How can we not only weather the storm, but make forward progress towards growth and innovation?
Resilience is often defined as the capacity to withstand or to recover quickly from difficulties; toughness. What is not explicit in the definition is the opportunity to recover in a stronger position. Not simply to return to form, but to re-form…to innovate.
Developing resilient innovation requires disciplined leadership. #Integrity, #curiosity, and #accountability are foundational.
Integrity requires defining and adhering to a set of operating principles. Without a consistently applied set of principles, decisions at one level may be over-ruled or altered further up the organization’s hierarchy. In time, people avoid making decisions as they realize, de facto, that they have no real authority. Constraining decision making in turbulent times contracts the capacity of the organization to adjust quickly and try new things.
Curiosity is another critical component of building resilient innovation. Without it there is limited creativity, experimentation, and risk taking. Opportunities presented by the turbulence can be overlooked. Survival takes priority. And if leadership integrity doesn’t exist, the likelihood of taking risk declines further. Organizations, if they emerge, are no better than before and, in some cases, weakened relative to their competitors.

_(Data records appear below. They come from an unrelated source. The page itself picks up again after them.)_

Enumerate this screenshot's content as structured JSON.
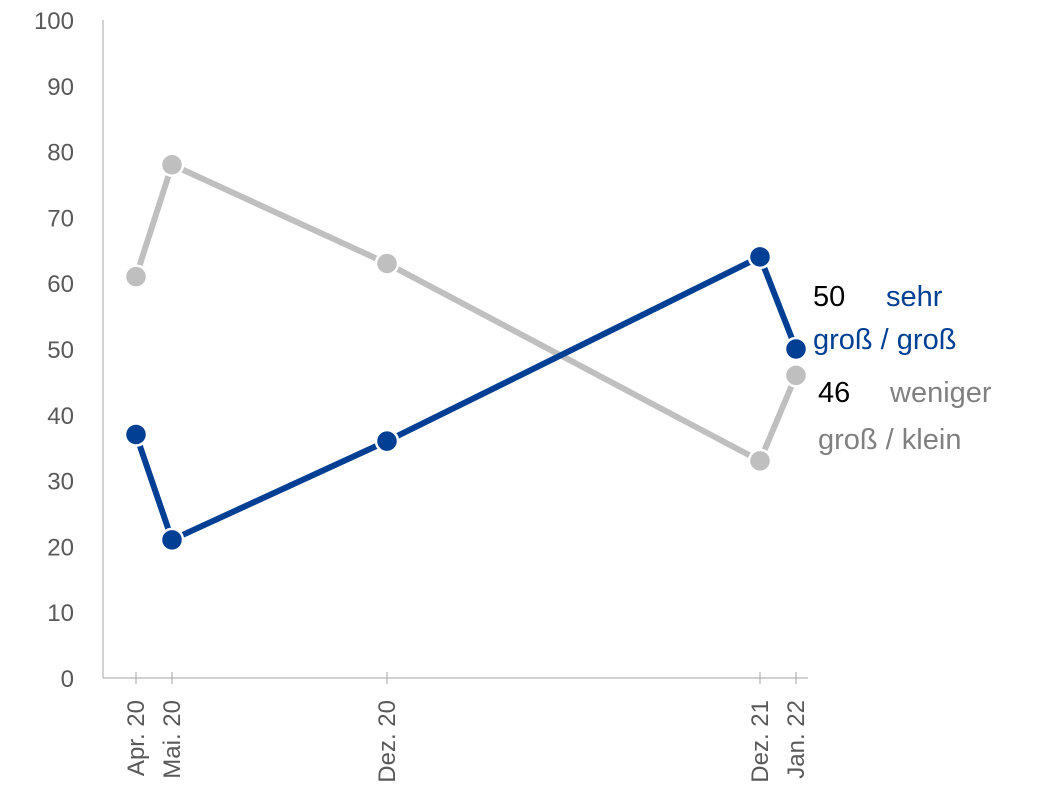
{
  "chart_data": {
    "type": "line",
    "x": [
      "Apr. 20",
      "Mai. 20",
      "Dez. 20",
      "Dez. 21",
      "Jan. 22"
    ],
    "ylim": [
      0,
      100
    ],
    "yticks": [
      0,
      10,
      20,
      30,
      40,
      50,
      60,
      70,
      80,
      90,
      100
    ],
    "grid": false,
    "series": [
      {
        "name_lines": [
          "sehr",
          "groß / groß"
        ],
        "values": [
          37,
          21,
          36,
          64,
          50
        ],
        "end_label": "50",
        "color": "#003f94"
      },
      {
        "name_lines": [
          "weniger",
          "groß / klein"
        ],
        "values": [
          61,
          78,
          63,
          33,
          46
        ],
        "end_label": "46",
        "color": "#bfbfbf"
      }
    ],
    "colors": {
      "axis": "#a6a6a6",
      "tick_text": "#595959",
      "end_value": "#000000"
    }
  }
}
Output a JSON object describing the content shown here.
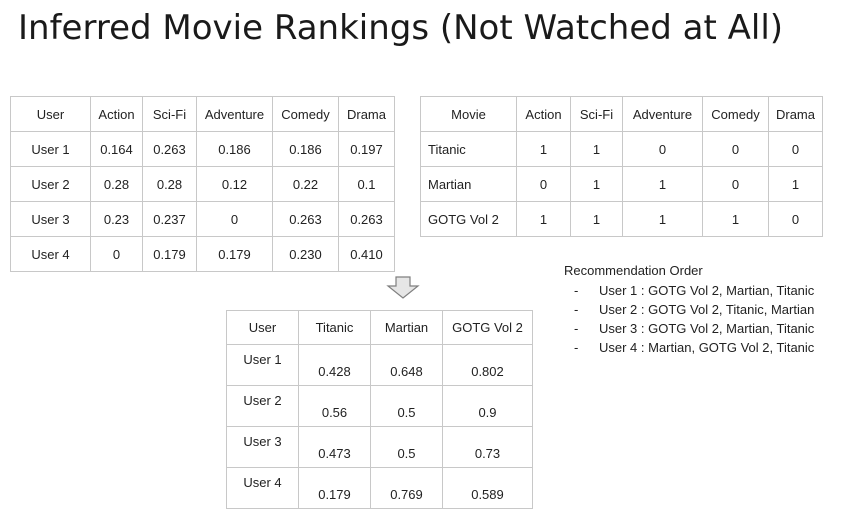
{
  "title": "Inferred Movie Rankings (Not Watched at All)",
  "user_genre_table": {
    "headers": [
      "User",
      "Action",
      "Sci-Fi",
      "Adventure",
      "Comedy",
      "Drama"
    ],
    "rows": [
      [
        "User 1",
        "0.164",
        "0.263",
        "0.186",
        "0.186",
        "0.197"
      ],
      [
        "User 2",
        "0.28",
        "0.28",
        "0.12",
        "0.22",
        "0.1"
      ],
      [
        "User 3",
        "0.23",
        "0.237",
        "0",
        "0.263",
        "0.263"
      ],
      [
        "User 4",
        "0",
        "0.179",
        "0.179",
        "0.230",
        "0.410"
      ]
    ]
  },
  "movie_genre_table": {
    "headers": [
      "Movie",
      "Action",
      "Sci-Fi",
      "Adventure",
      "Comedy",
      "Drama"
    ],
    "rows": [
      [
        "Titanic",
        "1",
        "1",
        "0",
        "0",
        "0"
      ],
      [
        "Martian",
        "0",
        "1",
        "1",
        "0",
        "1"
      ],
      [
        "GOTG Vol 2",
        "1",
        "1",
        "1",
        "1",
        "0"
      ]
    ]
  },
  "result_table": {
    "headers": [
      "User",
      "Titanic",
      "Martian",
      "GOTG Vol 2"
    ],
    "rows": [
      [
        "User 1",
        "0.428",
        "0.648",
        "0.802"
      ],
      [
        "User 2",
        "0.56",
        "0.5",
        "0.9"
      ],
      [
        "User 3",
        "0.473",
        "0.5",
        "0.73"
      ],
      [
        "User 4",
        "0.179",
        "0.769",
        "0.589"
      ]
    ]
  },
  "recommendation": {
    "heading": "Recommendation Order",
    "bullet": "-",
    "items": [
      "User 1 : GOTG Vol 2, Martian, Titanic",
      "User 2 : GOTG Vol 2, Titanic, Martian",
      "User 3 : GOTG Vol 2, Martian, Titanic",
      "User 4 : Martian, GOTG Vol 2, Titanic"
    ]
  },
  "icons": {
    "arrow": "down-arrow-icon"
  },
  "colors": {
    "grid_border": "#c8c8c8",
    "arrow_fill": "#e6e6e6",
    "arrow_stroke": "#7f7f7f"
  }
}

Accountability is owning the action and outcome. It enables a positive approach to evaluating and learning from experience. It’s the application of those learnings and subsequent experiments that will lead to innovation. Without accountability, the learning cycle is broken as the evaluation process lacks honesty and transparency. The result is finger pointing, a decrease in decision making capacity and, in some cases, an increase in organizational fear.